C'est dans ce contexte explosif que la création de la SoFECT en [11] vient structurer la « prise en charge du transsexualisme » en milieu hospitalier. L’objectif affiché est de devenir un interlocuteur incontournable auprès des autorités compétentes, comme l’explique Mireille Bonierbale en :
« L’année 2010 a été marquée par la constitution de notre société et par le rassemblement de nos forces qui en a fait un interlocuteur incontournable. Souhaitons que 2011 voie une structuration encore plus élaborée de ces forces, mais d’ores et déjà notre société en elle-même est devenue une interface de communication et de coordination qui n’avait jamais existé jusque là. Nous allons donc continuer nos échanges et mettre en place un travail commun de recherches qui nous permettront d’acquérir une surface scientifique nationale.[12] »
Fonctionnement
[modifier | modifier le code]Cette association loi de 1901[13] rassemble les spécialistes médicaux de la prise en charge de la transidentité et de la dysphorie de genre[14] (notamment psychiatres, endocrinologues, chirurgiens plasticiens, urologues, gynécologues), et fédère les réseaux régionaux en un seul réseau national[11],[15]. Elle est présente dans neuf villes[16].
Les équipes multidisciplinaires se réunissent[17] pour évaluer la demande d'une personne venue les consulter pour obtenir de l'aide dans son parcours de transition (transition sociale, hormonothérapie, chirurgies, etc.) ; six étapes sont généralement suivies par une personne demandant des hormones et de la chirurgie[18],[19] :
- Phase d’évaluation diagnostique et pronostique.
- Confirmation collégiale d’éligibilité à la demande de traitement hormonal et modalités de prise en charge.
- Hormonothérapie féminisante ou masculinisante, accompagnement des transformations induites.
- Confirmation collégiale d’éligibilité à la demande d’un traitement chirurgical et modalités de prise en charge.
- Transformation chirurgicale.
- Suivi postopératoire.
Prise en charge des adolescents trans
[modifier | modifier le code]Depuis 2013, les hôpitaux de la Pitié-Salpêtrière, Robert-Debré et le Ciapa (Centre inter-hospitalier d'accueil permanent pour adolescents) à Paris ont ouvert leurs consultations aux mineurs, qui sont suivis par un pédopsychiatre pendant au moins six mois pour proposer d'abord des solutions non médicamenteuses[20]. Des bloqueurs de puberté peuvent ensuite être prescrits à l'arrivée de la puberté — avant les hormones masculinisantes ou féminisantes —, avec des réserves liées aux risques supposés[21],[22]. Les traitements visant à bloquer la puberté, proposés aux Pays-Bas, États-Unis, Royaume-Uni ou Canada, sont « encore rarissimes en France » (en 2015)[23].
La question de la psychiatrisation
[modifier | modifier le code]Plusieurs membres de la SoFECT disent qu'« il ne faut pas psychiatriser cette question »[24],[25],[16], tout en insistant sur l'idée que le diagnostic initial par des psychiatres est indispensable.
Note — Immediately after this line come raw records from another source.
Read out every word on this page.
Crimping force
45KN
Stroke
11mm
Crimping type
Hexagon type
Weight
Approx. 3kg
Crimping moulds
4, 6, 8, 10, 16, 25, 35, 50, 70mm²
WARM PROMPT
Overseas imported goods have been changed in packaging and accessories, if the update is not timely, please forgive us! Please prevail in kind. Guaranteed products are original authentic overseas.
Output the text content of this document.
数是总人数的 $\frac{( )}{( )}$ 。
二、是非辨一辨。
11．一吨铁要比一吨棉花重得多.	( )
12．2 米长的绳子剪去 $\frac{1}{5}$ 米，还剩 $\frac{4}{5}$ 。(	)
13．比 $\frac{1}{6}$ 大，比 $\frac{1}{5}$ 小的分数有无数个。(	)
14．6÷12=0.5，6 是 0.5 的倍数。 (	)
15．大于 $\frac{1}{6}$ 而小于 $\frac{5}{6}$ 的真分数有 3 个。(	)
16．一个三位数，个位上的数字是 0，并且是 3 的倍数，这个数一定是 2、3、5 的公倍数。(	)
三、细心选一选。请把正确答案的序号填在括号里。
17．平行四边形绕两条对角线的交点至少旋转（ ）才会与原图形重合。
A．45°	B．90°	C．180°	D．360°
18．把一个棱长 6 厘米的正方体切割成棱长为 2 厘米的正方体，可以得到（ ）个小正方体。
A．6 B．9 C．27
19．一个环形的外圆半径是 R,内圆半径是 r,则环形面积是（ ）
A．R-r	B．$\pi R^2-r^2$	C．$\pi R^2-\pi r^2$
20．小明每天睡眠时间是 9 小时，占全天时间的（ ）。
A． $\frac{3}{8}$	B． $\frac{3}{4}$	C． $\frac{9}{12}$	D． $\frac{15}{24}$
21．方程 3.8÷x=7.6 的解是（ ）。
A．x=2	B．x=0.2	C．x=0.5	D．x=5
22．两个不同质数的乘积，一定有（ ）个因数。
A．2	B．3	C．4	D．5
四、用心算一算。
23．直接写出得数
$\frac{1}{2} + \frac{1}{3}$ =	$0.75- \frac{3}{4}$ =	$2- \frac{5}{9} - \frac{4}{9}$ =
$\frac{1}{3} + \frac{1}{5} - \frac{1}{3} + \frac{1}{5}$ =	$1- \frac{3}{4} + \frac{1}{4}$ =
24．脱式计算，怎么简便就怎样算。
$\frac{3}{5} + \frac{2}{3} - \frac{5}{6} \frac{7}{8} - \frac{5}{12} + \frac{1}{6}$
Bernard Cordier, président de la SoFECT et psychiatre à l’hôpital Foch, préconise en 2013 la « spécialisation de quelques équipes pluridisciplinaires » qui « seraient les seules habilitées à décider et pratiquer la THC [transformation hormono-chirurgicale] d’une personne souffrant de troubles de l’identité de genre »[26]. Il estime que « l'intervention [des psychiatres] est indispensable pour comprendre les motivations qui animent [les personnes qui consultent les équipes] et éviter notamment à certaines d'entre elles, souffrant d'une pathologie psychiatrique les poussant à penser [à tort] qu'elles sont dysphoriques de genre, de s'engager dans un processus qui ne leur est pas indiqué. »[24] Selon lui, cela « à peu près 10 % des gens qui viennent [le] voir sont dans un moment de perturbation mentale évident » et ne sont donc pas concernés par ce parcours de transition[16]. L'IGAS a noté en 2011 que de tels refus de prise en charge sont spécifiques à la France
Sébastien Machefaux, psychiatre à l’hôpital Sainte-Anne à Paris, estime lui que « si l’on affirme que la dysphorie de genre ne génère ni souffrance, ni gêne, ni handicap, ou que l’unique raison est le rejet sociétal, le risque est alors de rendre illégitime l’aide médicale, et de remettre en question le remboursement [des traitements médicaux] »[28]. Le psychologue fondateur de l'ASB, Tom Reucher, objecte que de nombreuses prises en charge médicales sont légitimes et remboursées, alors qu'elles ne traitent pas une quelconque maladie : grossesse, contraception, IVG non pathologique, PMA…[29]
Recherche et formation
[modifier | modifier le code]Un diplôme inter-universitaire de prise en charge de la transidentité[30] a été créé en par les universités Paris-Diderot[31], Claude-Bernard-Lyon-I[32], Bordeaux-II[33], et l'université d'Aix-Marseille[34], avec comme objectifs de donner les connaissances théoriques et cliniques permettant de repérer, diagnostiquer et orienter les personnes présentant des troubles de l'identité de genre et de connaître leur prise en charge[35],[36], à la suite de travaux de recherche[37]. L'association organise aussi des congrès où sont conviées certaines associations[38].
Évolution
[modifier | modifier le code]Depuis 1970, l'équipe de Lyon a assoupli son protocole de prise en charge puisque l'accent est mis sur l’information du patient plutôt que sur l’évaluation psychiatrique[1].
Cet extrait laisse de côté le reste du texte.